L’absence de l’Etat dans les domaines de la formation, de l’assistance et en fait aussi de la sécurité, favorise cette dérive raciste. Pendant ce temps, les communautés vivant vers les frontières sont économiquement plus en relation avec les pays voisins qu’avec le gouvernement central, et alors qu’il n’y a pas de routes entre le nord, le sud, l’est et l’ouest, la contrebande de matières premières se développe ce qui renforce les groupes armés . : il y en a un pour chaque tribu. Et ils obtiennent des armes de la vente illégale de matières premières.
C’est une entreprise qui implique aussi l’État. Ce n’est qu’ainsi que le gouvernement peut armer l’armée, mais le contrôle du territoire est devenu très compliqué.

Le conflit ethnique est-il donc alimenté par les intérêts économiques de groupes étrangers ?
Le néo-colonialisme est encore pire que le colonialisme, les multinationales n’assument aucune obligation de faire quelque chose pour le pays où elles opèrent, elles se contentent de suivre ce que dit le gouvernement afin de continuer à commercer.
Le Congo est le pays le plus riche d’Afrique mais ce fait n’a pas aidé la société civile à se développer, et maintenant le peuple veut la guerre avec une autre partie du peuple, ceux qui doivent partir pour le bien du pays, dit-on. Ce qui s’est passé il y a déjà 25 ans se répète, les Tutsis étant forcés de se réfugier dans les camps de réfugiés juste au-delà des frontières, et maintenant il n’y a aucune volonté politique de ramener ces personnes dans les villages. Le nettoyage ethnique a été effectué, tout comme en Palestine, sauf que les Palestiniens ont été reconnus par la communauté internationale.
Les multinationales se foutent de la paix et se fichent des besoins des populations, mais elles ne comprennent pas qu’en réalité cette situation empêche un développement dont elles aussi bénéficieraient.
En fait, le Congo deviendrait un environnement de paix, avec un peuple travailleur et un État digne de ce nom, qui paie les enseignants et les soins de santé, car pour résoudre les problèmes du pays, il faut commencer par l’administration.

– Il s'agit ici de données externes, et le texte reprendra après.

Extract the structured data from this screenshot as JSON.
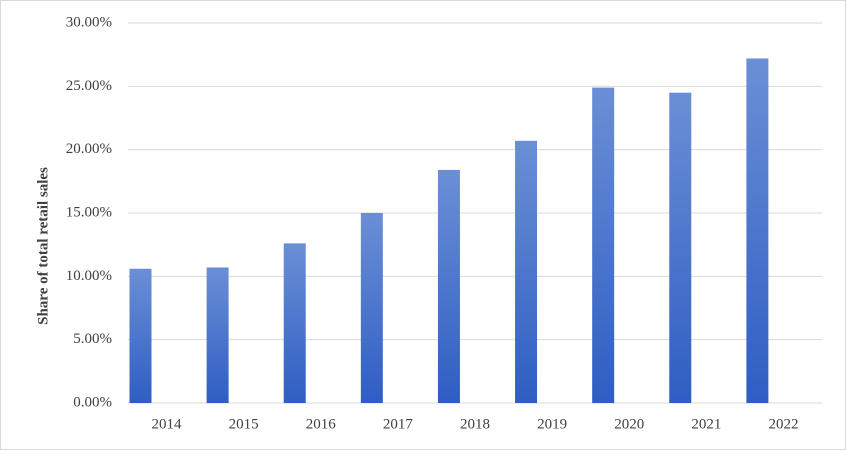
{
  "chart_data": {
    "type": "bar",
    "y_label": "Share of total retail sales",
    "categories": [
      "2014",
      "2015",
      "2016",
      "2017",
      "2018",
      "2019",
      "2020",
      "2021",
      "2022"
    ],
    "values": [
      10.6,
      10.7,
      12.6,
      15.0,
      18.4,
      20.7,
      24.9,
      24.5,
      27.2
    ],
    "color": "#4472c4",
    "ylim": [
      0,
      30
    ],
    "yticks": [
      {
        "value": 0,
        "label": "0.00%"
      },
      {
        "value": 5,
        "label": "5.00%"
      },
      {
        "value": 10,
        "label": "10.00%"
      },
      {
        "value": 15,
        "label": "15.00%"
      },
      {
        "value": 20,
        "label": "20.00%"
      },
      {
        "value": 25,
        "label": "25.00%"
      },
      {
        "value": 30,
        "label": "30.00%"
      }
    ],
    "grid": true
  }
}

Mais l’Eglise peut-elle jouer un rôle pour aider la RDC à sortir de ce gouffre ?
En matière de haine ethnique, les dirigeants de l’Église sont malheureusement incapables de proposer un discours qui va à l’encontre de la pensée actuelle. En fait, tout le monde parle la même langue, et aider à vaincre la méfiance serait le propre de l’Église, à mon avis elle devrait aussi aider en se substituant à l’État, comme elle aide dans les services publics. Au lieu de cela, tout comme cela se produit en Ukraine, où les chefs religieux chrétiens qui incitent au nationalisme ne manquent pas, il en va de même au Congo, où trop souvent les chefs religieux invitent les gens à répondre par la haine à la haine, oubliant que même si nous sommes d’origine différente groupes ethniques, nous sommes tous congolais.

La haine est vraiment une maladie, et tant que le Congo n’aura pas une structure mentale différente, c’est-à-dire qu’il ne pourra pas vaincre une petite mentalité tribale, donnant force à l’idée d’une fédération du Congo, nous ne fera pas de grands progrès. À mon avis, la solution est la prise de conscience généralisée que nous pouvons tous ensemble faire une nation forte. Je sais que le Pape veut venir l’annoncer, mais je crois que nous ne sommes pas encore prêts à le recevoir. Nous devons travailler Nous devons travailler pour qu’une visite puisse arriver là où les gens sont prêts à entendre son message. Je pense que ce n’est pas grave si ça vient alors.

Sante Cavalleri

Sur la photo : la manifestation de jeudi à Goma, à la frontière avec le Rwanda, pour dénoncer ce qu’ils ont appelé “l’agression rwandaise” dans la province du Nord-Kivu, théâtre depuis plusieurs semaines d’une recrudescence d’affrontements entre les Forces armées congolaises (Fardc) et les rebelles congolais du Mouvement du 23 mars (M23), accusés par Kinshasa d’être soutenus par Kigali.